Cantillon: Tourism sector urges politicians to think big

‘Imagine the food or pharmaceutical or IT industry accepting a 2% annual growth target?’

Think bigger. That is the stark message to policymakers from the tourism industry, fed up with minuscule targets for growth touted by the Government.

The State launched a 10-year plan to boost tourism only last year, which targets €5 billion in expenditure here from 10 million overseas tourists by 2025. The current figure is €4.2 billion from eight million.

While launching its pre-budget submission to the Department of Finance, the Irish Tourist Industry Confederation (Itic), the umbrella body for the industry, complained that the 2025 target is “not an appropriately stretching target”.

It could be met, Itic argues, with an average annual growth rate of just 2 per cent between now and then.

READ MORE

“Imagine the food or pharmaceutical or IT industry accepting a 2 per cent annual growth target? Why should we in tourism be any less ambitious?” says Itic.

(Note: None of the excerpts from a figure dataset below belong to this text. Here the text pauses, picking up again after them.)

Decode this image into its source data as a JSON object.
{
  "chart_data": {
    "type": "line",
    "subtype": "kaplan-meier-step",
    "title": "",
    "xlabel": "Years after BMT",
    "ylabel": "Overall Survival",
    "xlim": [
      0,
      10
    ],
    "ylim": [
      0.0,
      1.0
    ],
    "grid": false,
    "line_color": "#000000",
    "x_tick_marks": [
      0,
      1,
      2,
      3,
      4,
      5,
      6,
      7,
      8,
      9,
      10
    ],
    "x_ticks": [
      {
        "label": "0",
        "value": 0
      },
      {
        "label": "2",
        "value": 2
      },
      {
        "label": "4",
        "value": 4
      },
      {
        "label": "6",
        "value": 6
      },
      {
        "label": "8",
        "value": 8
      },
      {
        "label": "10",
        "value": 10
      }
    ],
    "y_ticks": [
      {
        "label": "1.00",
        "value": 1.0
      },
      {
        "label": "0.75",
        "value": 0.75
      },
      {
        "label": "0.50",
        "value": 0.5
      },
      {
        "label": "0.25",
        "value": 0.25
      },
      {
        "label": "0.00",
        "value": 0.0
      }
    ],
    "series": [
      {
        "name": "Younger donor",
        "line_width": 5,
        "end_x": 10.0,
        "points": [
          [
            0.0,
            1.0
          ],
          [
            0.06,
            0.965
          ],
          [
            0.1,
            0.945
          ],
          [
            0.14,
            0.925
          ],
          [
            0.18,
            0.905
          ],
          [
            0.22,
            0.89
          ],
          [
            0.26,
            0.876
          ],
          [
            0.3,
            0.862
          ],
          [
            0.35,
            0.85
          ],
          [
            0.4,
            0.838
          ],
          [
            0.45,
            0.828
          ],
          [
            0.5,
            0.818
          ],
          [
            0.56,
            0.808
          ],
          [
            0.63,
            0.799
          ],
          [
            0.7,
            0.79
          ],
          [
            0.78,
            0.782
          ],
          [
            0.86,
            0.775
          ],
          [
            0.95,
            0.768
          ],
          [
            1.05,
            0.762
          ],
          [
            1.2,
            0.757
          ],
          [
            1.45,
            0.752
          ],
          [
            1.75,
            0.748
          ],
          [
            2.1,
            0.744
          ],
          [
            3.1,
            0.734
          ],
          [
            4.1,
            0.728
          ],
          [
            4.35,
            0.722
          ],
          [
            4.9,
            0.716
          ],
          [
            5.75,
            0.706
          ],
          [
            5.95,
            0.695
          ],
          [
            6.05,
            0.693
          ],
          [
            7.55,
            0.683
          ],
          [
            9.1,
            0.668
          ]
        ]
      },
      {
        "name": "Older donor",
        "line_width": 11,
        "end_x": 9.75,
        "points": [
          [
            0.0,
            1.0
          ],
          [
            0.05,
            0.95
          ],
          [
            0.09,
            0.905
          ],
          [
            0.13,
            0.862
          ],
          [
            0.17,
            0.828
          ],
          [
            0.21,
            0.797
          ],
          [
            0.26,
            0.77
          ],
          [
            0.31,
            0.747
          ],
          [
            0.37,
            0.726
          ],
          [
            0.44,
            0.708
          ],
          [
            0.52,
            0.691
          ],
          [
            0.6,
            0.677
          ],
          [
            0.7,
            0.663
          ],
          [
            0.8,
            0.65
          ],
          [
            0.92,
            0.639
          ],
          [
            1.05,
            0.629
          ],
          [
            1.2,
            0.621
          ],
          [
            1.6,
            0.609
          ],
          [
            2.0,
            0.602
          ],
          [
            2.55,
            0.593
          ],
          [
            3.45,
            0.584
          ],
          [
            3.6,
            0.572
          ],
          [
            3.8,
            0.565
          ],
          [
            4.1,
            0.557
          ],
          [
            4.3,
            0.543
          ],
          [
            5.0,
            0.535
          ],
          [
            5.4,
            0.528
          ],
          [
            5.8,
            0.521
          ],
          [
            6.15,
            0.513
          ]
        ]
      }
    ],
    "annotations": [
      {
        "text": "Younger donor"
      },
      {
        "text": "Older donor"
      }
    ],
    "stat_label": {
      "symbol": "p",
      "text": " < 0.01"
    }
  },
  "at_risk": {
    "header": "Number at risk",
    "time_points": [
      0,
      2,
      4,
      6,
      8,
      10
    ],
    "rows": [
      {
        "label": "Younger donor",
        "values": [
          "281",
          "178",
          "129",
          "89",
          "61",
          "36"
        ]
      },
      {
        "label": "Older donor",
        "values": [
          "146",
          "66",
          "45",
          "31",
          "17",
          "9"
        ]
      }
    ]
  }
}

The industry believes policymakers should be aiming for 4 per cent average annual growth in spend from foreign tourists – which is, in effect, the monetary value to the Irish economy of tourism as an export.

“A figure of 4 per cent annual growth should be eminently achievable for tourism. This would equate to €6.2 billion in annual expenditure by overseas visitors and, crucially, would create an additional 50,000 jobs.”

Tourism isn’t really an industry at all. Rather, it is an activity that cuts across several disparate industries – transport, hospitality, retail etc. Tourism is, by its very nature, fractured. As such, the sector is highly dependent on the State to pull all the strands together into a coherent message that is marketed by Government agencies abroad.

Itic proposes that the State restore the budgets of the marketing agencies, such as Tourism Ireland, to their peak levels. Itic says the State still spends €20 million less on marketing Ireland abroad than it did in the boom.

Tourism has shown in recent years that it can deliver lightning quick employment growth when the conditions are right. If the industry thinks policymakers are being too conservative, perhaps they should listen.